In certain well-known stanzas of In Memoriam he has given us a vigorous sketch of the evolution theory, even anticipating the views of Darwin on the descent of man. That he studied the stars is evident from many allusions. Take the beautiful verses from Locksley Hall:

"Many a night from yonder ivied casement ere I went to rest,

 Did I look on great Orion sloping slowly to the west;
 Many a night I saw the Pleiads rising through the mellow shade,

 Glitter like a swarm of fire-flies 'tangled in a silver braid."

In The Palace of Art he tells how—

. . . "while Saturn whirls, his steadfast shade
Sleeps on his luminous ring ";

and in The Princess how

. . . "the fiery Sirius alters hue,
And bickers into red and emerald."

That he did not sympathize with the attacks of theologians on scientific speculations may perhaps be gathered from the following lines in the Prologue to his Morte d'Arthur:

"Half awake I heard

The parson taking wide and wider sweeps,
Now harping on the church commissioners,
Now hawing at Geology and schism;
Until I woke and found him settled down
Upon the general decay of faith
Eight through the world—'at home was little left
And none abroad: there was no anchor, none,

To hold by.'"

That he placed but limited faith in ecclesiastical authority is more than hinted where he says to the Rev. F. D. Maurice:

"Should all the churchmen foam in spite
At you so careful of the right,
Yet one lay-heart will give you welcome
(Take it and come) to the isle of Wight."

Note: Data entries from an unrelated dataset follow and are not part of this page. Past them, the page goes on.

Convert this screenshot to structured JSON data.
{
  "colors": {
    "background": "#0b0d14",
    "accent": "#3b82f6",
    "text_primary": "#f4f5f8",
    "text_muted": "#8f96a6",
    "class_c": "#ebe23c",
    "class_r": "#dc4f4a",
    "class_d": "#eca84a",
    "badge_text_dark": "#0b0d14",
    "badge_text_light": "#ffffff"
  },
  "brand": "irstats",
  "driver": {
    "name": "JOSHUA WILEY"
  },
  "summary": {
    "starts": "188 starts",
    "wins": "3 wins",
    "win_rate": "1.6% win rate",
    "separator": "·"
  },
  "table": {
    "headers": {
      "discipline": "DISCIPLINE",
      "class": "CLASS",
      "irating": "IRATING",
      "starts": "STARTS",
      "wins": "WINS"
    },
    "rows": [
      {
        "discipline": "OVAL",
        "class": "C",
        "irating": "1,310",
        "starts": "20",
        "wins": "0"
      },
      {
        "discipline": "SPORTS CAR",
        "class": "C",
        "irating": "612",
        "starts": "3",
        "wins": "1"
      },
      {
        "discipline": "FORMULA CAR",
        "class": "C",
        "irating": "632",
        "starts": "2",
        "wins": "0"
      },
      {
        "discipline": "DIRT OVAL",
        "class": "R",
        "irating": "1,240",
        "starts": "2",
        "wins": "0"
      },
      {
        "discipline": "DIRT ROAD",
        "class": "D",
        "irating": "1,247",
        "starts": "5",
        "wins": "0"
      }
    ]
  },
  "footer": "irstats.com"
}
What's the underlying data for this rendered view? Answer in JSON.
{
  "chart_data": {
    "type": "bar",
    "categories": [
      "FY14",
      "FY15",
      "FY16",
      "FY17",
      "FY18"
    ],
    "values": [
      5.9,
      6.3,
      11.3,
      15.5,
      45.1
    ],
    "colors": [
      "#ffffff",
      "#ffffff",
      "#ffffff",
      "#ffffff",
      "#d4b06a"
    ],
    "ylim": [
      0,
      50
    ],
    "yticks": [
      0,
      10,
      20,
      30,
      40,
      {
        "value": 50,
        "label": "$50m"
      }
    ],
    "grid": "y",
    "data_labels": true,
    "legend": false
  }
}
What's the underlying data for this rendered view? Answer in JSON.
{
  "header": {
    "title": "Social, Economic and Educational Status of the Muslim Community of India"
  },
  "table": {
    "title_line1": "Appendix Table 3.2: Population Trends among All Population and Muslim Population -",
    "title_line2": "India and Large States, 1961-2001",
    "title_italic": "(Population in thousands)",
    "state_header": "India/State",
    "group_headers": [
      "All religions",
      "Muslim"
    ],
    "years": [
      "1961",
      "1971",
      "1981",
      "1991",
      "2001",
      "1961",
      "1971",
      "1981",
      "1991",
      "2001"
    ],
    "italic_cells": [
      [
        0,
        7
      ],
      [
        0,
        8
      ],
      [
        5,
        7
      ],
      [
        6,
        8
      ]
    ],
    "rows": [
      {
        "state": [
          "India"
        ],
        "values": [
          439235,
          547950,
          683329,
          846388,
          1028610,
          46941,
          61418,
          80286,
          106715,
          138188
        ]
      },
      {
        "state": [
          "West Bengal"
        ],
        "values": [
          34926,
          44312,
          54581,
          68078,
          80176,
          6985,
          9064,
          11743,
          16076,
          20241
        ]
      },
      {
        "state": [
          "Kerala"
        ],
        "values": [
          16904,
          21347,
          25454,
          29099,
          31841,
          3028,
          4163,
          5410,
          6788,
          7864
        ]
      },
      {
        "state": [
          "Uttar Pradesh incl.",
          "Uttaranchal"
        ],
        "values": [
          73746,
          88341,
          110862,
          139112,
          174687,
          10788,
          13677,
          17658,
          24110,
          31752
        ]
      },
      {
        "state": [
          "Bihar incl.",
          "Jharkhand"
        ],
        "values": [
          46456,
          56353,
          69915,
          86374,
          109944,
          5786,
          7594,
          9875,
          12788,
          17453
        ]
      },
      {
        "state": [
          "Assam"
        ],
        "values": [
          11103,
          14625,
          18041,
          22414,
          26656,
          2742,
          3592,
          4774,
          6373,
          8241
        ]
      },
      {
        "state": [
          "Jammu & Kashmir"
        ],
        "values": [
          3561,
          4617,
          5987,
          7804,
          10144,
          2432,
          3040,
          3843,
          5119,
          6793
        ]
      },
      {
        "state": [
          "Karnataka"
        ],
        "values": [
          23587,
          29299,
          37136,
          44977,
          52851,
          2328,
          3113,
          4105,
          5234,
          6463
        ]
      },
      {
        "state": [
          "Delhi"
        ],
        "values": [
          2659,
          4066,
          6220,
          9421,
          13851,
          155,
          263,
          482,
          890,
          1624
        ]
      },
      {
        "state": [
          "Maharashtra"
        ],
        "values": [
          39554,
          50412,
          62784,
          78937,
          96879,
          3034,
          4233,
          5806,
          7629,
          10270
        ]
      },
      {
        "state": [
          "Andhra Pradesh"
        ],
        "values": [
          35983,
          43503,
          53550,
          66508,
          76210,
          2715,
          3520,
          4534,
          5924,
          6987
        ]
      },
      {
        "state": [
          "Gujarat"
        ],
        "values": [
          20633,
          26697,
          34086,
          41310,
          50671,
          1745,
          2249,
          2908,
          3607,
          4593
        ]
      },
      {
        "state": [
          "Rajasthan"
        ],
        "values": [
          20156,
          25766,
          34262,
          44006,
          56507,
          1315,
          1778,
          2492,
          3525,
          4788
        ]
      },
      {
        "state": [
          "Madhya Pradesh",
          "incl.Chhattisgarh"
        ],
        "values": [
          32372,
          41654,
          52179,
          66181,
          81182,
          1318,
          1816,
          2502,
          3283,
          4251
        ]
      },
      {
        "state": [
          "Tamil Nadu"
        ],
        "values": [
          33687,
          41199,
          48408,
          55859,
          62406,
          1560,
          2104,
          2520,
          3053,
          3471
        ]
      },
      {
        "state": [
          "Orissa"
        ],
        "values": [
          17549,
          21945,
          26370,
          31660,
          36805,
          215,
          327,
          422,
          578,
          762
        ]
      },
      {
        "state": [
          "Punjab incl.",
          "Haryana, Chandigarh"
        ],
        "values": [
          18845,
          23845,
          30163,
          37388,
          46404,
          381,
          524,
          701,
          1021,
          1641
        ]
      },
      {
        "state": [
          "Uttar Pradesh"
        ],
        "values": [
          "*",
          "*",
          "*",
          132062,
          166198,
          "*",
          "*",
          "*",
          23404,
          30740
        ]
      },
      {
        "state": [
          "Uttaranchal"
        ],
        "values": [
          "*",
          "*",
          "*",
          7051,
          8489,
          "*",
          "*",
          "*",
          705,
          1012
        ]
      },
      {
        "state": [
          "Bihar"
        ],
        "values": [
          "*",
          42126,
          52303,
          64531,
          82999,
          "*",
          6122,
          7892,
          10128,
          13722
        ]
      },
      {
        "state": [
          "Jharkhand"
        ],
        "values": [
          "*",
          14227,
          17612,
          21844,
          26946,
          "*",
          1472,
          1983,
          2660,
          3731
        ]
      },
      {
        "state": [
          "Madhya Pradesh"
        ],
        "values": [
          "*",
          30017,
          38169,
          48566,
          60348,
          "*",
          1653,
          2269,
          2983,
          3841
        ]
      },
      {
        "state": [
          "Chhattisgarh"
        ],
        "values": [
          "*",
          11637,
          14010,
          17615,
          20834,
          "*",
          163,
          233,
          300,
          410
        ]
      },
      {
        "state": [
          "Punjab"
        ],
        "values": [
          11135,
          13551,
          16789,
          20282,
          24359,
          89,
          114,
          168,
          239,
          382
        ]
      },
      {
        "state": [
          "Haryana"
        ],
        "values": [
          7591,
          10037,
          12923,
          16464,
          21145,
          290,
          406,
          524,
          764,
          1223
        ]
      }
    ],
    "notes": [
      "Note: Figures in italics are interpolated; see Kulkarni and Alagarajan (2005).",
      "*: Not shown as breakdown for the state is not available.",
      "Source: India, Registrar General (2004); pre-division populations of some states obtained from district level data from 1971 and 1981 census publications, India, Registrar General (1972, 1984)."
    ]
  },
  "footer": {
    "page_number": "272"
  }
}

In the preceding verse he had intimated that he would not mind in the least if "eighty thousand college councils" had "thundered anathema" at his friend. His references to the clergy, indeed, were not in general flattering; and this, considering that his own father whom he greatly revered was a beneficed clergyman, is a little remarkable. When the old woman in The Goose began to grow rich with her golden eggs, "the parson," we read, "smirked and nodded." In Maud we read of "the snowy-banded, delicate-handed, dilettante priest"; and in the Northern Farmer we do not get a deep impression of the value of the ministrations of the parson whom that worthy, when he went to church, heard "a bummin' away "over his head. At the same time the tone of Tennyson's mind was essentially reverent. Without cramping his thought he bowed his will to a Power that he recognized as divine. No man ever faced intellectual difficulties more fully and fairly than he did. He would sometimes solve his difficulties by what Comte has called "the logic of feeling" in a way which is not given to all of us, but he never laid false pretensions to argumentative victory. In his Two Voices he lets the evil spirit have its say to the fullest extent, and then answers:

"I can not make this matter plain,
But I would shoot, howe'er in vain,
A random arrow from the brain."

So in In Memoriam there is earnest aspiration and even affirmation, but no dogmatism, no appeal to authority or reliance on authority.

To the moral law Tennyson throughout his works is unfailingly loyal. If, as he says, he received his laurel "green from the brows of him who uttered nothing base," he has bequeathed that laurel as fresh and stainless as he received it. We can not think of a better course of moral hygiene than a selection which might be made from the late laureate's poetry. The Palace of Art tells most powerfully of the misery of selfishness; the Idylls of the King are a noble and impassioned plea for truth and fidelity; Maud and Locksley Hall strike all the chords of high and generous feeling; and The Princess sets the relations of the sexes in a light which is familiar enough to us to-day, but which forty-five years ago had almost the character of a gospel. It may be said of Tennyson's Muse that, while the world in which she lives and moves is a noble one, it is not an impossible one: hence the benefit of reading Tennyson; the virtues which he depicts and glorifies are essentially human in their character and make for the perfection of human life. They are within our reach if we will but strenuously grasp at them. If the verse of Tennyson had descended into the grave with him, the world to-day would be a grievous loser; but while we mourn the poet who gladdened and instructed our age, we rejoice to think how much he has left that our children and our children's children will prize not less highly than we, and that will extend its healthful influence through ages to come.